MERC: So how much do we know about what Precision Castparts puts in the air on a daily basis?
MARY PEVETO: We know very little, which is very typical of the scenario of our industrial neighbors among us. The one place where ESCO and I agree is they've had a unique amount of scrutiny on their activities. In the last 24 months, we've been effective on getting that scrutiny to actually reduce their pollution in the neighborhood, but there was 15 years of doing basically nothing. We've had some privileges for organizing in our neighborhood and that's just not the case in all communities that are sitting next to large sources of pollution. But even with those privileges, change has taken 15 years and hasn't been an easy go.

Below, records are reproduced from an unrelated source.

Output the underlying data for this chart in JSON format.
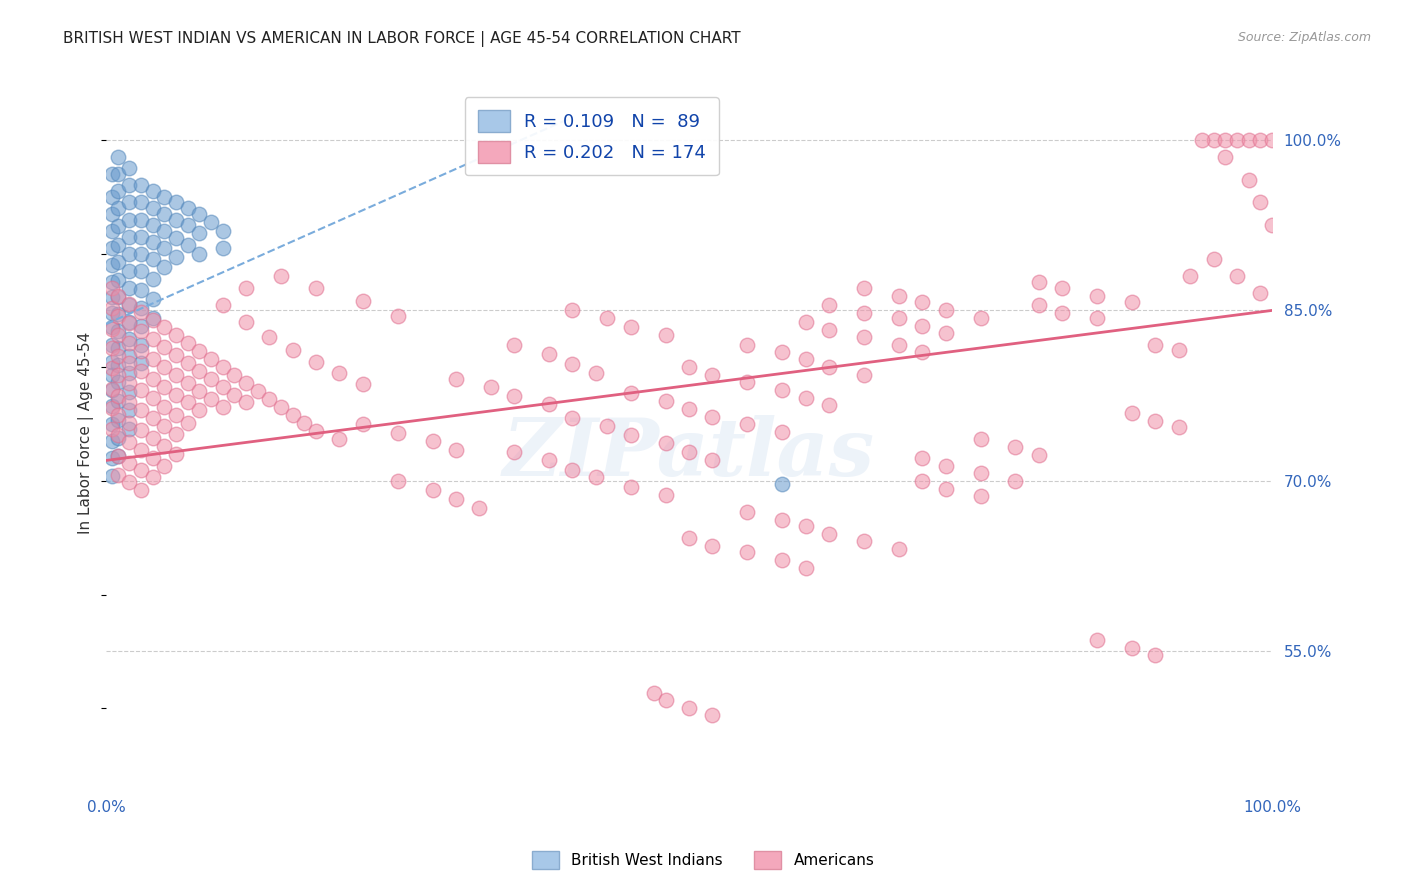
{
  "title": "BRITISH WEST INDIAN VS AMERICAN IN LABOR FORCE | AGE 45-54 CORRELATION CHART",
  "source": "Source: ZipAtlas.com",
  "ylabel": "In Labor Force | Age 45-54",
  "xlim": [
    0.0,
    1.0
  ],
  "ylim": [
    0.43,
    1.055
  ],
  "yticks_right": [
    0.55,
    0.7,
    0.85,
    1.0
  ],
  "ytick_labels_right": [
    "55.0%",
    "70.0%",
    "85.0%",
    "100.0%"
  ],
  "watermark": "ZIPatlas",
  "blue_scatter_color": "#6699cc",
  "blue_scatter_edge": "#5588bb",
  "pink_scatter_color": "#f090a8",
  "pink_scatter_edge": "#e07090",
  "blue_line_color": "#7aacdc",
  "pink_line_color": "#e06080",
  "blue_dots": [
    [
      0.005,
      0.97
    ],
    [
      0.005,
      0.95
    ],
    [
      0.005,
      0.935
    ],
    [
      0.005,
      0.92
    ],
    [
      0.005,
      0.905
    ],
    [
      0.005,
      0.89
    ],
    [
      0.005,
      0.875
    ],
    [
      0.005,
      0.862
    ],
    [
      0.005,
      0.848
    ],
    [
      0.005,
      0.835
    ],
    [
      0.005,
      0.82
    ],
    [
      0.005,
      0.805
    ],
    [
      0.005,
      0.793
    ],
    [
      0.005,
      0.78
    ],
    [
      0.005,
      0.766
    ],
    [
      0.005,
      0.75
    ],
    [
      0.01,
      0.985
    ],
    [
      0.01,
      0.97
    ],
    [
      0.01,
      0.955
    ],
    [
      0.01,
      0.94
    ],
    [
      0.01,
      0.924
    ],
    [
      0.01,
      0.908
    ],
    [
      0.01,
      0.893
    ],
    [
      0.01,
      0.877
    ],
    [
      0.01,
      0.862
    ],
    [
      0.01,
      0.847
    ],
    [
      0.01,
      0.832
    ],
    [
      0.01,
      0.817
    ],
    [
      0.01,
      0.802
    ],
    [
      0.01,
      0.787
    ],
    [
      0.01,
      0.77
    ],
    [
      0.02,
      0.975
    ],
    [
      0.02,
      0.96
    ],
    [
      0.02,
      0.945
    ],
    [
      0.02,
      0.93
    ],
    [
      0.02,
      0.915
    ],
    [
      0.02,
      0.9
    ],
    [
      0.02,
      0.885
    ],
    [
      0.02,
      0.87
    ],
    [
      0.02,
      0.855
    ],
    [
      0.02,
      0.84
    ],
    [
      0.02,
      0.825
    ],
    [
      0.02,
      0.81
    ],
    [
      0.03,
      0.96
    ],
    [
      0.03,
      0.945
    ],
    [
      0.03,
      0.93
    ],
    [
      0.03,
      0.915
    ],
    [
      0.03,
      0.9
    ],
    [
      0.03,
      0.885
    ],
    [
      0.03,
      0.868
    ],
    [
      0.03,
      0.852
    ],
    [
      0.03,
      0.836
    ],
    [
      0.04,
      0.955
    ],
    [
      0.04,
      0.94
    ],
    [
      0.04,
      0.925
    ],
    [
      0.04,
      0.91
    ],
    [
      0.04,
      0.895
    ],
    [
      0.04,
      0.878
    ],
    [
      0.05,
      0.95
    ],
    [
      0.05,
      0.935
    ],
    [
      0.05,
      0.92
    ],
    [
      0.05,
      0.905
    ],
    [
      0.06,
      0.945
    ],
    [
      0.06,
      0.93
    ],
    [
      0.06,
      0.914
    ],
    [
      0.07,
      0.94
    ],
    [
      0.07,
      0.925
    ],
    [
      0.07,
      0.908
    ],
    [
      0.08,
      0.935
    ],
    [
      0.08,
      0.918
    ],
    [
      0.09,
      0.928
    ],
    [
      0.1,
      0.92
    ],
    [
      0.005,
      0.735
    ],
    [
      0.005,
      0.72
    ],
    [
      0.005,
      0.704
    ],
    [
      0.01,
      0.754
    ],
    [
      0.01,
      0.738
    ],
    [
      0.01,
      0.722
    ],
    [
      0.02,
      0.795
    ],
    [
      0.02,
      0.778
    ],
    [
      0.02,
      0.762
    ],
    [
      0.02,
      0.746
    ],
    [
      0.03,
      0.82
    ],
    [
      0.03,
      0.804
    ],
    [
      0.04,
      0.86
    ],
    [
      0.04,
      0.843
    ],
    [
      0.05,
      0.888
    ],
    [
      0.06,
      0.897
    ],
    [
      0.08,
      0.9
    ],
    [
      0.1,
      0.905
    ],
    [
      0.58,
      0.697
    ]
  ],
  "pink_dots": [
    [
      0.005,
      0.87
    ],
    [
      0.005,
      0.852
    ],
    [
      0.005,
      0.834
    ],
    [
      0.005,
      0.817
    ],
    [
      0.005,
      0.799
    ],
    [
      0.005,
      0.781
    ],
    [
      0.005,
      0.764
    ],
    [
      0.005,
      0.746
    ],
    [
      0.01,
      0.863
    ],
    [
      0.01,
      0.845
    ],
    [
      0.01,
      0.828
    ],
    [
      0.01,
      0.81
    ],
    [
      0.01,
      0.793
    ],
    [
      0.01,
      0.775
    ],
    [
      0.01,
      0.758
    ],
    [
      0.01,
      0.74
    ],
    [
      0.01,
      0.722
    ],
    [
      0.01,
      0.705
    ],
    [
      0.02,
      0.856
    ],
    [
      0.02,
      0.839
    ],
    [
      0.02,
      0.821
    ],
    [
      0.02,
      0.804
    ],
    [
      0.02,
      0.786
    ],
    [
      0.02,
      0.769
    ],
    [
      0.02,
      0.751
    ],
    [
      0.02,
      0.734
    ],
    [
      0.02,
      0.716
    ],
    [
      0.02,
      0.699
    ],
    [
      0.03,
      0.849
    ],
    [
      0.03,
      0.832
    ],
    [
      0.03,
      0.814
    ],
    [
      0.03,
      0.797
    ],
    [
      0.03,
      0.78
    ],
    [
      0.03,
      0.762
    ],
    [
      0.03,
      0.745
    ],
    [
      0.03,
      0.727
    ],
    [
      0.03,
      0.71
    ],
    [
      0.03,
      0.692
    ],
    [
      0.04,
      0.842
    ],
    [
      0.04,
      0.825
    ],
    [
      0.04,
      0.807
    ],
    [
      0.04,
      0.79
    ],
    [
      0.04,
      0.773
    ],
    [
      0.04,
      0.755
    ],
    [
      0.04,
      0.738
    ],
    [
      0.04,
      0.72
    ],
    [
      0.04,
      0.703
    ],
    [
      0.05,
      0.835
    ],
    [
      0.05,
      0.818
    ],
    [
      0.05,
      0.8
    ],
    [
      0.05,
      0.783
    ],
    [
      0.05,
      0.765
    ],
    [
      0.05,
      0.748
    ],
    [
      0.05,
      0.731
    ],
    [
      0.05,
      0.713
    ],
    [
      0.06,
      0.828
    ],
    [
      0.06,
      0.811
    ],
    [
      0.06,
      0.793
    ],
    [
      0.06,
      0.776
    ],
    [
      0.06,
      0.758
    ],
    [
      0.06,
      0.741
    ],
    [
      0.06,
      0.724
    ],
    [
      0.07,
      0.821
    ],
    [
      0.07,
      0.804
    ],
    [
      0.07,
      0.786
    ],
    [
      0.07,
      0.769
    ],
    [
      0.07,
      0.751
    ],
    [
      0.08,
      0.814
    ],
    [
      0.08,
      0.797
    ],
    [
      0.08,
      0.779
    ],
    [
      0.08,
      0.762
    ],
    [
      0.09,
      0.807
    ],
    [
      0.09,
      0.79
    ],
    [
      0.09,
      0.772
    ],
    [
      0.1,
      0.8
    ],
    [
      0.1,
      0.783
    ],
    [
      0.1,
      0.765
    ],
    [
      0.11,
      0.793
    ],
    [
      0.11,
      0.776
    ],
    [
      0.12,
      0.786
    ],
    [
      0.12,
      0.769
    ],
    [
      0.13,
      0.779
    ],
    [
      0.14,
      0.772
    ],
    [
      0.15,
      0.765
    ],
    [
      0.16,
      0.758
    ],
    [
      0.17,
      0.751
    ],
    [
      0.18,
      0.744
    ],
    [
      0.2,
      0.737
    ],
    [
      0.1,
      0.855
    ],
    [
      0.12,
      0.84
    ],
    [
      0.14,
      0.827
    ],
    [
      0.16,
      0.815
    ],
    [
      0.18,
      0.805
    ],
    [
      0.2,
      0.795
    ],
    [
      0.22,
      0.785
    ],
    [
      0.12,
      0.87
    ],
    [
      0.15,
      0.88
    ],
    [
      0.18,
      0.87
    ],
    [
      0.22,
      0.858
    ],
    [
      0.25,
      0.845
    ],
    [
      0.22,
      0.75
    ],
    [
      0.25,
      0.742
    ],
    [
      0.28,
      0.735
    ],
    [
      0.3,
      0.727
    ],
    [
      0.3,
      0.79
    ],
    [
      0.33,
      0.783
    ],
    [
      0.35,
      0.775
    ],
    [
      0.38,
      0.768
    ],
    [
      0.35,
      0.82
    ],
    [
      0.38,
      0.812
    ],
    [
      0.4,
      0.803
    ],
    [
      0.42,
      0.795
    ],
    [
      0.4,
      0.85
    ],
    [
      0.43,
      0.843
    ],
    [
      0.45,
      0.835
    ],
    [
      0.48,
      0.828
    ],
    [
      0.25,
      0.7
    ],
    [
      0.28,
      0.692
    ],
    [
      0.3,
      0.684
    ],
    [
      0.32,
      0.676
    ],
    [
      0.35,
      0.725
    ],
    [
      0.38,
      0.718
    ],
    [
      0.4,
      0.71
    ],
    [
      0.42,
      0.703
    ],
    [
      0.45,
      0.695
    ],
    [
      0.48,
      0.688
    ],
    [
      0.4,
      0.755
    ],
    [
      0.43,
      0.748
    ],
    [
      0.45,
      0.74
    ],
    [
      0.48,
      0.733
    ],
    [
      0.5,
      0.725
    ],
    [
      0.52,
      0.718
    ],
    [
      0.45,
      0.777
    ],
    [
      0.48,
      0.77
    ],
    [
      0.5,
      0.763
    ],
    [
      0.52,
      0.756
    ],
    [
      0.55,
      0.75
    ],
    [
      0.58,
      0.743
    ],
    [
      0.5,
      0.8
    ],
    [
      0.52,
      0.793
    ],
    [
      0.55,
      0.787
    ],
    [
      0.58,
      0.78
    ],
    [
      0.6,
      0.773
    ],
    [
      0.62,
      0.767
    ],
    [
      0.55,
      0.82
    ],
    [
      0.58,
      0.813
    ],
    [
      0.6,
      0.807
    ],
    [
      0.62,
      0.8
    ],
    [
      0.65,
      0.793
    ],
    [
      0.5,
      0.65
    ],
    [
      0.52,
      0.643
    ],
    [
      0.55,
      0.637
    ],
    [
      0.58,
      0.63
    ],
    [
      0.6,
      0.623
    ],
    [
      0.55,
      0.673
    ],
    [
      0.58,
      0.666
    ],
    [
      0.6,
      0.66
    ],
    [
      0.62,
      0.653
    ],
    [
      0.65,
      0.647
    ],
    [
      0.68,
      0.64
    ],
    [
      0.6,
      0.84
    ],
    [
      0.62,
      0.833
    ],
    [
      0.65,
      0.827
    ],
    [
      0.68,
      0.82
    ],
    [
      0.7,
      0.813
    ],
    [
      0.62,
      0.855
    ],
    [
      0.65,
      0.848
    ],
    [
      0.68,
      0.843
    ],
    [
      0.7,
      0.836
    ],
    [
      0.72,
      0.83
    ],
    [
      0.65,
      0.87
    ],
    [
      0.68,
      0.863
    ],
    [
      0.7,
      0.857
    ],
    [
      0.72,
      0.85
    ],
    [
      0.75,
      0.843
    ],
    [
      0.7,
      0.7
    ],
    [
      0.72,
      0.693
    ],
    [
      0.75,
      0.687
    ],
    [
      0.7,
      0.72
    ],
    [
      0.72,
      0.713
    ],
    [
      0.75,
      0.707
    ],
    [
      0.78,
      0.7
    ],
    [
      0.75,
      0.737
    ],
    [
      0.78,
      0.73
    ],
    [
      0.8,
      0.723
    ],
    [
      0.8,
      0.855
    ],
    [
      0.82,
      0.848
    ],
    [
      0.85,
      0.843
    ],
    [
      0.8,
      0.875
    ],
    [
      0.82,
      0.87
    ],
    [
      0.85,
      0.863
    ],
    [
      0.88,
      0.857
    ],
    [
      0.85,
      0.56
    ],
    [
      0.88,
      0.553
    ],
    [
      0.9,
      0.547
    ],
    [
      0.88,
      0.76
    ],
    [
      0.9,
      0.753
    ],
    [
      0.92,
      0.747
    ],
    [
      0.9,
      0.82
    ],
    [
      0.92,
      0.815
    ],
    [
      0.93,
      0.88
    ],
    [
      0.95,
      1.0
    ],
    [
      0.96,
      1.0
    ],
    [
      0.97,
      1.0
    ],
    [
      0.98,
      1.0
    ],
    [
      0.99,
      1.0
    ],
    [
      1.0,
      1.0
    ],
    [
      0.94,
      1.0
    ],
    [
      0.96,
      0.985
    ],
    [
      0.98,
      0.965
    ],
    [
      0.99,
      0.945
    ],
    [
      1.0,
      0.925
    ],
    [
      0.95,
      0.895
    ],
    [
      0.97,
      0.88
    ],
    [
      0.99,
      0.865
    ],
    [
      0.47,
      0.513
    ],
    [
      0.48,
      0.507
    ],
    [
      0.5,
      0.5
    ],
    [
      0.52,
      0.494
    ]
  ],
  "blue_trend_x": [
    0.0,
    0.4
  ],
  "blue_trend_y": [
    0.838,
    1.02
  ],
  "pink_trend_x": [
    0.0,
    1.0
  ],
  "pink_trend_y": [
    0.718,
    0.85
  ]
}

MERC: What's your perception of the role industry, citizens, and the state play in controlling air pollution?

PEVETO
: I think that the industries continue to be able to wield a lot of influence over state legislators, who say there's no reason for state regulators to push for anything stricter for pollutants than the federal standard. The chair of the DEQ's [Department of Environmental Quality] rulemaking body told us, basically, that he can't help us if we live in a toxic hotspot, it's up to us as a community to work out a good neighbor agreement with the industry. So we asked for an example of a successful good neighbor agreement that had led to reducing pollution in the state, but there hasn't been a single one. Plus, how are we as neighbors supposed to get leverage with this big companies that can afford lawyers? ESCO has a full-time lawyer sitting through these meetings with us all the time. The state tells us to work with the company, but my experience over two years of working on this full-time is that it's not a fair way to work on air pollution regulation.

MERC: Do you think the DEQ does enough to protect citizens from air pollution?
PEVETO: Most of the DEQ response has the intent of saying, "Don't worry." Like, for example, I cross over the Fremont Bridge every day to drop my kids off at school and there is often this huge, gray plume that comes up and sits so thickly on the bridge that it's almost like fog. My kids commented on it and we started to notice that it smelled when we drove through it. So I called DEQ to ask, "What is that?" It took about a week working with the permit writer from DEQ, but they finally get back to me and say it's KF Jacobsen, a cement company. The DEQ gives me their annual emissions and tells me they're in compliance and that it shouldn't stink. But it does! I just want to know what exactly is in that cloud I'm driving through, but getting down to that specificity is impossible.

MERC: So do you think we'll find out exactly the impact Precision Castpart's orange cloud?
PEVETO: My understanding of the process is that it will take the DEQ weeks, possibly months, to give the community any information about what could have been in that orange cloud. And in the end, it's still going to be calculated numbers on a piece of paper, their guesstimate of what was in there.